David Robertson, Executive Director of the Metropolitan Washington Council of Governments
On June 8, two gatherings were held that reinforced why Region Forward holds great promise to be a catalyst for renewed regional focus and action.
The Nonprofit Roundtable of Greater Washington hosted the chief elected officials from the region’s four largest jurisdictions— Mayor Vincent Gray (DC), County Executives Isiah Leggett (Montgomery) and Rushern Baker (Prince George’s), and Chairman Sharon Bulova (Fairfax County). They were brought together to explore strategies to strengthen governance and nonprofit collaboration. The audience included board members and senior staff from both large and small nonprofits serving a wide-range of community needs. At the end of the two-hour meeting there was a clear call for greater cross-sector regional collaboration, setting top regional priorities, and measuring performance to achieve outcomes.
Later that day the Board of Directors of my own organization, the Metropolitan Washington Council of Governments was briefed by experts from the Metropolitan Policy Program at Brookings on their new report, Missed Opportunity: Transit and Jobs in Metropolitan America. The report provides a wealth of data on the top 100 metropolitan areas, including the National Capital Region, and concluded that even regions with good transit service often fare poorly in providing access to jobs, especially for low-wage workers in suburbs. The dialogue among public officials on our Board that was triggered by the Brookings presentation highlighted the links to affordable housing, gentrification, diversity and equity.

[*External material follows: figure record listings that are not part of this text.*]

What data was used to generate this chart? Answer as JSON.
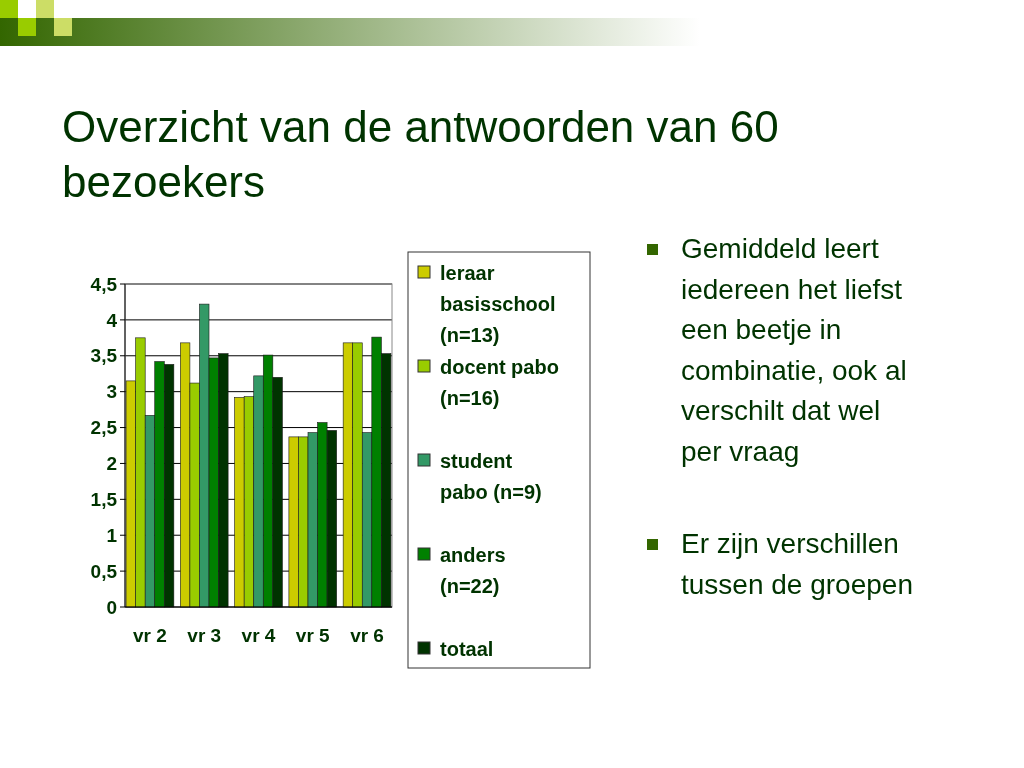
{
  "chart_data": {
    "type": "bar",
    "title": "Overzicht van de antwoorden van 60 bezoekers",
    "categories": [
      "vr 2",
      "vr 3",
      "vr 4",
      "vr 5",
      "vr 6"
    ],
    "series": [
      {
        "name": "leraar basisschool (n=13)",
        "color": "#cccc00",
        "values": [
          3.15,
          3.68,
          2.92,
          2.37,
          3.68
        ]
      },
      {
        "name": "docent pabo (n=16)",
        "color": "#99cc00",
        "values": [
          3.75,
          3.12,
          2.93,
          2.37,
          3.68
        ]
      },
      {
        "name": "student pabo (n=9)",
        "color": "#339966",
        "values": [
          2.67,
          4.22,
          3.22,
          2.43,
          2.43
        ]
      },
      {
        "name": "anders (n=22)",
        "color": "#008000",
        "values": [
          3.42,
          3.47,
          3.51,
          2.57,
          3.76
        ]
      },
      {
        "name": "totaal",
        "color": "#003300",
        "values": [
          3.38,
          3.53,
          3.2,
          2.46,
          3.53
        ]
      }
    ],
    "ylim": [
      0,
      4.5
    ],
    "yticks": [
      {
        "value": 0,
        "label": "0"
      },
      {
        "value": 0.5,
        "label": "0,5"
      },
      {
        "value": 1,
        "label": "1"
      },
      {
        "value": 1.5,
        "label": "1,5"
      },
      {
        "value": 2,
        "label": "2"
      },
      {
        "value": 2.5,
        "label": "2,5"
      },
      {
        "value": 3,
        "label": "3"
      },
      {
        "value": 3.5,
        "label": "3,5"
      },
      {
        "value": 4,
        "label": "4"
      },
      {
        "value": 4.5,
        "label": "4,5"
      }
    ],
    "grid": "y",
    "legend": "right",
    "annotations": [
      "Gemiddeld leert iedereen het liefst een beetje in combinatie, ook al verschilt dat wel per vraag",
      "Er zijn verschillen tussen de groepen"
    ]
  }
}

What’s the connection between these two meetings? Region Forward was identified at each meeting as a useful new avenue for spurring regional thinking and action. That’s not bad since the marketing of Region Forward has been quite modest to date. Nonetheless, like a pebble tossed in a pond, the ripples are spreading.
Public officials and business and nonprofit leaders — and the public too — all understand that we live in a complex, multi-state, multi-jurisdiction region. The National Capital Region will almost certainly never be a “one size fits all region.” Yet, there is not only a willingness, but a desire to work together, across sectors, to achieve our common goals. People also readily see the connections — between transit and jobs, for example, or between investments in nonprofits and the community outcomes we desire.
Support for regionalism, the need for clear goals, and a commitment to measure performance and hold ourselves accountable for outcomes were themes common at these two gatherings of area public and private sector leaders. They are also at the heart of Region Forward, which has a number of hard targets and indicators for measuring success.
On June 10, the new Region Forward Coalition, which is made up of public officials, nonprofit and business leaders, advocates, and experts, will kick off its first official meeting, following three community orientation meetings last month in DC, Maryland, and Virginia. There is a lot of work ahead for the Coalition and some will no doubt expose the fault lines of competition that crisscross jurisdictions and sectors. But the message that the National Capital Region shares a common future and that regional, multi-jurisdictional, multi-sector collaboration will help us unlock that future grows more powerful. That’s a good thing for our community — now and in the next 40 years.